Elizabeth never even took an acknowledged lover and was inclined to proclaim she was more of a king than a queen. Her most famous speech as the Spanish Armada approached was cheered by onlookers as she stated "I have the heart and stomach of a king, and of a king of England too".


Roger Ascham was her tutor in childhood stated, "The constitution of her mind, is exempt from female weakness, and she is embued with a masculine power of application". 


These are of course just snippets of information taken from the lifetime of a monarch, that point to confirm a rather extraordinary tale but none-the-less present a compelling case.


Elizabeth was renowned for wearing heavy make-up and wigs at all times with high lace ruffs worn around her neck making it easy to cover any signs of masculinity. She was never visible in public without such attire.

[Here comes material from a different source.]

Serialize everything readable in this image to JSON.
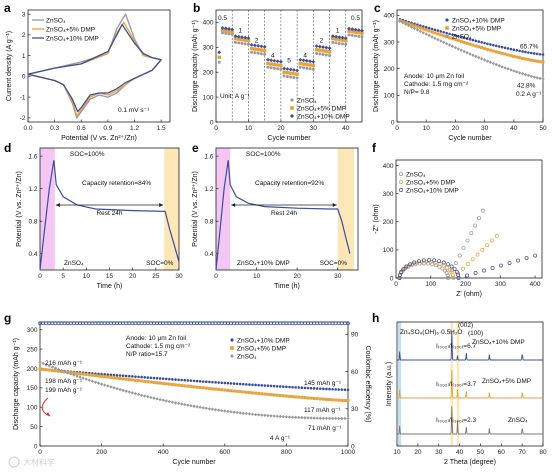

Upon the Queens death no autopsy was performed and rather than a grand state funeral you expect for a monarch the nation adored, her remains were interred with those of her sister Mary I [Bloody Mary] in Westminster Abbey in a grave that to this day has never been breached. The answers with modern day science could perhaps lie there or perhaps in another grave, the grave of a 9 year old girl in Bisley.


300 years after the supposed death of a young Elizabeth the local Reverend Thomas Keeble was making renovations to Overcourt House. He supposedly found an unmarked grave on the grounds with the skeleton of a child dressed in opulent female Tudor clothing inside. He is said to have reburied the body in an unknown location. This last bit of information is amazing to me as it was to Bram Stoker, yes the same Bram Stoker who wrote Dracula.


When Bram Stoker visited Bisley in the late nineteenth century, he was intrigued by the village’s strange May Day tradition. Like most villages at the time, the village chose a May Queen every year. But in Bisley, the May Queen was always a young boy in an Elizabethan-style dress. When he asked why, villagers told him about the legend of the Bisley Boy. Bram went on to research the story extensively, and wrote about it in his 1910 book, Famous Imposters.